Bei Kindern werden traumatisierende Ereignisse oft in Spielen nachgestellt. Sind die Verhaltensauffälligkeiten innerhalb eines halben Jahres nach dem traumatischen Ereignis aufgetreten und dauern mindestens einen Monat an, sprechen wir von einer PTBS.
Besonderheit bei Kindern unter 6 Jahren: Erinnerungen, Dissoziationen usw. können in Nachspielen von traumaähnlichen Situationen ausgedrückt werden und Albträume können ohne erinnerbaren Inhalt auftreten. Eltern berichten von einer großen Bandbreite an emotionalen und verhaltensbezogenen Veränderungen. Durch die mangelnde Fähigkeit der Kinder ihre Gedanken auszudrücken und Emotionen zu benennen, führen negative Veränderungen in der Stimmung und den Kognitionen vornehmlich zu einer negativen Veränderung der Emotionen. Vermeidendes Verhalten kann sich auf eingeschränktes Spiel- oder erkundendes Verhalten bei Kleinkindern und verringerte Teilnahme bei neuen Spielen im Schulalter beziehen.

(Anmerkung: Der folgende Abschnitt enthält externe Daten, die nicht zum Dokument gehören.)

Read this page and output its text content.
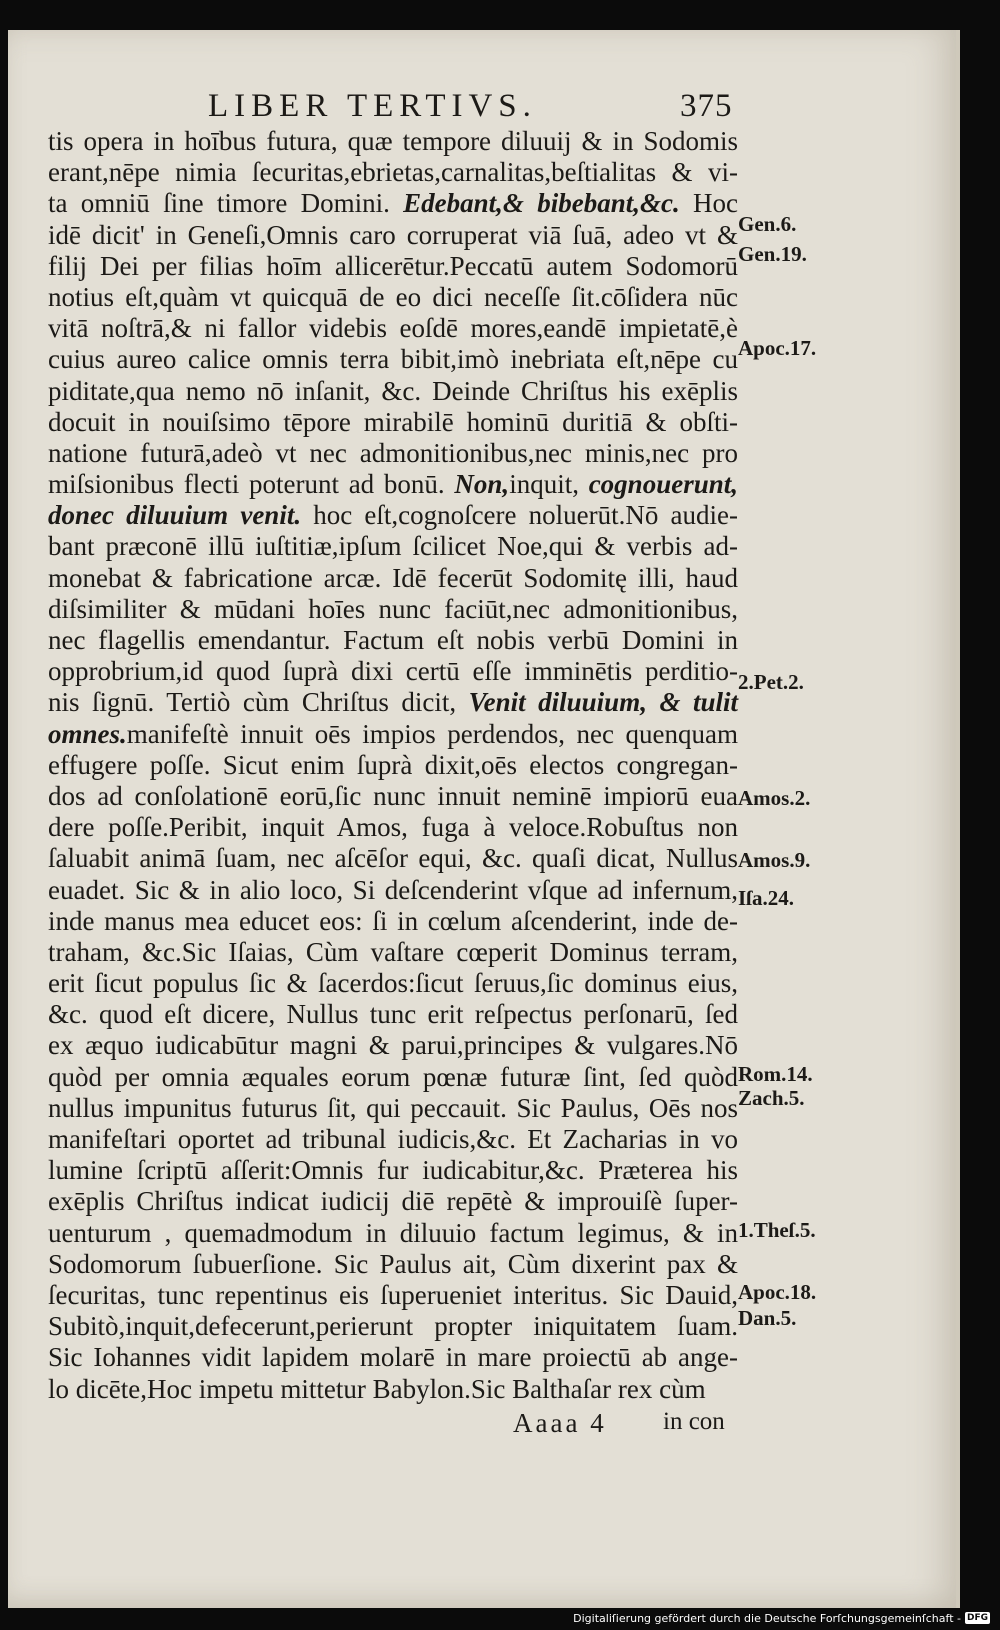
LIBER TERTIVS.	375
tis opera in hoībus futura, quæ tempore diluuij & in Sodomis
erant,nēpe nimia ſecuritas,ebrietas,carnalitas,beſtialitas & vi-
ta omniū ſine timore Domini. Edebant,& bibebant,&c. Hoc
idē dicit' in Geneſi,Omnis caro corruperat viā ſuā, adeo vt &
filij Dei per filias hoīm allicerētur.Peccatū autem Sodomorū
notius eſt,quàm vt quicquā de eo dici neceſſe ſit.cōſidera nūc
vitā noſtrā,& ni fallor videbis eoſdē mores,eandē impietatē,è
cuius aureo calice omnis terra bibit,imò inebriata eſt,nēpe cu
piditate,qua nemo nō inſanit, &c. Deinde Chriſtus his exēplis
docuit in nouiſsimo tēpore mirabilē hominū duritiā & obſti-
natione futurā,adeò vt nec admonitionibus,nec minis,nec pro
miſsionibus flecti poterunt ad bonū. Non,inquit, cognouerunt,
donec diluuium venit. hoc eſt,cognoſcere noluerūt.Nō audie-
bant præconē illū iuſtitiæ,ipſum ſcilicet Noe,qui & verbis ad-
monebat & fabricatione arcæ. Idē fecerūt Sodomitę illi, haud
diſsimiliter & mūdani hoīes nunc faciūt,nec admonitionibus,
nec flagellis emendantur. Factum eſt nobis verbū Domini in
opprobrium,id quod ſuprà dixi certū eſſe imminētis perditio-
nis ſignū. Tertiò cùm Chriſtus dicit, Venit diluuium, & tulit
omnes.manifeſtè innuit oēs impios perdendos, nec quenquam
effugere poſſe. Sicut enim ſuprà dixit,oēs electos congregan-
dos ad conſolationē eorū,ſic nunc innuit neminē impiorū eua
dere poſſe.Peribit, inquit Amos, fuga à veloce.Robuſtus non
ſaluabit animā ſuam, nec aſcēſor equi, &c. quaſi dicat, Nullus
euadet. Sic & in alio loco, Si deſcenderint vſque ad infernum,
inde manus mea educet eos: ſi in cœlum aſcenderint, inde de-
traham, &c.Sic Iſaias, Cùm vaſtare cœperit Dominus terram,
erit ſicut populus ſic & ſacerdos:ſicut ſeruus,ſic dominus eius,
&c. quod eſt dicere, Nullus tunc erit reſpectus perſonarū, ſed
ex æquo iudicabūtur magni & parui,principes & vulgares.Nō
quòd per omnia æquales eorum pœnæ futuræ ſint, ſed quòd
nullus impunitus futurus ſit, qui peccauit. Sic Paulus, Oēs nos
manifeſtari oportet ad tribunal iudicis,&c. Et Zacharias in vo
lumine ſcriptū aſſerit:Omnis fur iudicabitur,&c. Præterea his
exēplis Chriſtus indicat iudicij diē repētè & improuiſè ſuper-
uenturum , quemadmodum in diluuio factum legimus, & in
Sodomorum ſubuerſione. Sic Paulus ait, Cùm dixerint pax &
ſecuritas, tunc repentinus eis ſuperueniet interitus. Sic Dauid,
Subitò,inquit,defecerunt,perierunt propter iniquitatem ſuam.
Sic Iohannes vidit lapidem molarē in mare proiectū ab ange-
lo dicēte,Hoc impetu mittetur Babylon.Sic Balthaſar rex cùm
Gen.6.
Gen.19.
Apoc.17.
2.Pet.2.
Amos.2.
Amos.9.
Iſa.24.
Rom.14.
Zach.5.
1.Theſ.5.
Apoc.18.
Dan.5.
Aaaa 4 in con
Digitaliſierung gefördert durch die Deutsche Forſchungsgemeinſchaft - DFG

Sobald sich ein Kind in einer traumatischen Situation befindet, schaltet das Gehirn in ein Notfallprogramm um. Durch den hohen Stress während der traumatischen Situation wird das Stresshormon Cortisol in ungewöhnlich hohem Ausmaß ausgeschüttet und führt dazu, dass die Informationsverarbeitung gestört wird. Die traumatischen Ereignisse werden so nicht adäquat in das autobiographische Gedächtnis eingespeichert. Es entstehen vielmehr fragmentierte Erinnerungsfetzen, die nicht in chronologischer Reihenfolge gespeichert und abgerufen werden können. Das führt dazu, dass Gerüche, Geräusche oder Bilder, die denen im traumatischen Ereignis ähnlich sind, die Erinnerungen an das Ereignis aktivieren können. Das Kind kann infolgedessen nicht mit den traumatischen Ereignissen abschließen und wird quasi bis in die Gegenwart „verfolgt“. Durch die Besonderheiten dieses Traumagedächtnisses entstehen die PTBS-typischen Auffälligkeiten wie Intrusionen, Flashbacks, Dissoziationen oder Übererregung.
Wir haben in diesem Zusammenhang auch Frau Krause und Herrn Friedrich vom ZPT gefragt, wieso eine PTBS eigentlich als normale Reaktion auf eine Belastung aufgefasst werden kann.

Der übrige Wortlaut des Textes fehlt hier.